Aspira al premio Strega?
“Per adesso aspiro a vedere il mio libro nelle librerie e, possibilmente, nelle mani di qualche lettore: mi piacerebbe che le persone si emozionassero, nel leggerlo. E che, una volta letta l’ultima pagina, si sentissero ‘cambiati’, anche di pochissimo: non potrebbe esserci premio migliore. Allo ‘Strega’ non ho mai osato pensare”.
Il manoscritto iniziale è stato conteso da case editrici importanti: cosa ha provato nel sentirsi intellettualmente ‘contesa’?
“Anche questo mi sembra ancora un sogno: la cosa bella, la cosa che vorrei che tutti gli aspiranti scrittori sapessero, è che le grandi casi editrici non sono queste ‘macchine da guerra’ abitate da persone irraggiungibili, severissime e cupe. Sono fatte da gente in cerca di belle storie e di bei libri, esattamente come noi. E leggono: leggono tutto quello che arriva. Ci vuole tempo, ma lo fanno…”.
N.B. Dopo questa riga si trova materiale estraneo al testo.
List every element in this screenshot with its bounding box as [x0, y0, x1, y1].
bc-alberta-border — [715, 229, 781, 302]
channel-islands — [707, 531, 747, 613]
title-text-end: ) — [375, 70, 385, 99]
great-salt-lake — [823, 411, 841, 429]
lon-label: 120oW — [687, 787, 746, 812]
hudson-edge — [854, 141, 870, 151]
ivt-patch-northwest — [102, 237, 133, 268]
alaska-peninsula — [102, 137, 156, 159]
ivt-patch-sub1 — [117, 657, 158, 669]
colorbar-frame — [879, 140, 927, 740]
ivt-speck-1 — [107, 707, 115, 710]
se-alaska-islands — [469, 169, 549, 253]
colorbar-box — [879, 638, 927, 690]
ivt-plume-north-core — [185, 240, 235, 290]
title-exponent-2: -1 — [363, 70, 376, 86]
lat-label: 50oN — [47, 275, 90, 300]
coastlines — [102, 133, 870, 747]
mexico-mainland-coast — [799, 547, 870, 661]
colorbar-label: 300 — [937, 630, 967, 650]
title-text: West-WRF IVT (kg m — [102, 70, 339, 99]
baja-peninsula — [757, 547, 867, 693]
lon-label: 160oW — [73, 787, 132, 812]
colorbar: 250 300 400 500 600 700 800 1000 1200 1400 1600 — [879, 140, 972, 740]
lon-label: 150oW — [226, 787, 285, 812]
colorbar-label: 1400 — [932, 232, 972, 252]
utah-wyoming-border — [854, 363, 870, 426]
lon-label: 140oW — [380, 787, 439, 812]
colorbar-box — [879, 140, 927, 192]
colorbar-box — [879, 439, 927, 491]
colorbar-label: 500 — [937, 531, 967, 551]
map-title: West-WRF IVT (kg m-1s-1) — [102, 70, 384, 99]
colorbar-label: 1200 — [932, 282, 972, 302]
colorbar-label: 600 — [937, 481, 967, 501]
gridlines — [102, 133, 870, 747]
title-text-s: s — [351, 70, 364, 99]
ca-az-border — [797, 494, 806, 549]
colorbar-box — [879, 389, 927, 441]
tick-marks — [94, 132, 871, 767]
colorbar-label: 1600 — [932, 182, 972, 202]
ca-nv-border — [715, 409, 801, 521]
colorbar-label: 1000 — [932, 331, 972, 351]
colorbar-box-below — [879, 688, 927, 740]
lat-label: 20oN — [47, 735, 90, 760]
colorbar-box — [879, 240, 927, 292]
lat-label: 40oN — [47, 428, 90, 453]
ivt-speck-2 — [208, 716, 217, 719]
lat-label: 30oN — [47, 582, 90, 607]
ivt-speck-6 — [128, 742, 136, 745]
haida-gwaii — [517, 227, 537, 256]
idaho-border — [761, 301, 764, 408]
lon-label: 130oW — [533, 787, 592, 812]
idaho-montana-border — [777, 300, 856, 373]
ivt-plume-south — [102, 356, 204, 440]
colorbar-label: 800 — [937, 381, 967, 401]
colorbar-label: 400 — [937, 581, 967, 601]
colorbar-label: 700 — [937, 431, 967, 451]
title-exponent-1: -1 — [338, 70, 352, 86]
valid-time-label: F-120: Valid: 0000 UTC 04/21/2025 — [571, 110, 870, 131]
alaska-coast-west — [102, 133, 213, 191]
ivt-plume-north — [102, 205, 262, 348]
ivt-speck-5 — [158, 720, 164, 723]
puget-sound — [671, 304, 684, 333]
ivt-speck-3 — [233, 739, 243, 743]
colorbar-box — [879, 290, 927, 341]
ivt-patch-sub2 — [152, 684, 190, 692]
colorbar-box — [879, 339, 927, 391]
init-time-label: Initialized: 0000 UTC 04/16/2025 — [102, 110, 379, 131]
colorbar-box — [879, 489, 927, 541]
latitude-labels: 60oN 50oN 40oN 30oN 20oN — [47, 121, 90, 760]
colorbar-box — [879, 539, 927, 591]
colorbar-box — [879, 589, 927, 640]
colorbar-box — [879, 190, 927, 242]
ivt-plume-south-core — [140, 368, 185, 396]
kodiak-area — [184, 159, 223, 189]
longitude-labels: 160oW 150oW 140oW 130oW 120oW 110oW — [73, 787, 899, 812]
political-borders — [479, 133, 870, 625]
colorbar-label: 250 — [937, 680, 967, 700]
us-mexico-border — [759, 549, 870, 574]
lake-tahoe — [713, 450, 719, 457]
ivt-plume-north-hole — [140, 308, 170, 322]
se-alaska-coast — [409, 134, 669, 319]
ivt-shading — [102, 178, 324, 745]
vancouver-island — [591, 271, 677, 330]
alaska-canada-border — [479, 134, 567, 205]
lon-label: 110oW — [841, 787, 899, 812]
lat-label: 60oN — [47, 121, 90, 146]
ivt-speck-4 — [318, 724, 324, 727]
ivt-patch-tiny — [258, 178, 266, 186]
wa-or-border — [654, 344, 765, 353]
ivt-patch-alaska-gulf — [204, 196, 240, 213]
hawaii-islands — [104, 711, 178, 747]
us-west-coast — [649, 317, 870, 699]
Quali sono i suoi progetti futuri?
“Scrivere, scrivere, scrivere: non chiedo di meglio”.
Il rumore delle cose che iniziano
Evita Greco, Rizzoli (collana Scala italiani)
Pagg. 328
Prezzo di copertina: euro 18,00
Cosa faresti se la tua bambina avesse paura di andare a scuola? Cosa le diresti per convincerla a farsi coraggio? Per la sua nipotina Ada, Teresa inventa un gioco: ogni volta che una cosa bella sembra finire, bisogna aguzzare le orecchie e prestare attenzione ai rumori. Solo così si possono riconoscere quelli delle cose che iniziano. Alcuni sono semplici e hanno dentro una magia speciale: un'orchestra che accorda gli strumenti, il vento in primavera, il ‘tintinnìo’ delle tazze riempite di caffè... Ma nella vita non sempre sappiamo riconoscere le cose belle. Quando perdiamo fiducia in noi stessi, quando qualcuno ci tradisce, o ci dice addio, sembra che nulla possa davvero iniziare. Ada ci pensa spesso, ora che nonna Teresa è ammalata. Nei corridoi dell'ospedale, la paura di restare sola è così forte da toglierle il respiro, ma bastano due persone per ricordarle che si può ancora sorridere: Giulia, un'infermiera ‘tutta d'un pezzo’. E Matteo, che le regala margherite e la sorprende con una passione imprevista. Perché è proprio quando il mondo sembra voltarti le ‘spalle’, che devi ascoltarne i rumori e farti trovare pronta. Guardati intorno, allunga la strada, sbaglia a cuor leggero e ridi più spesso che puoi. Ogni volta che qualcosa finisce, da qualche parte ce n'è un'altra che inizia.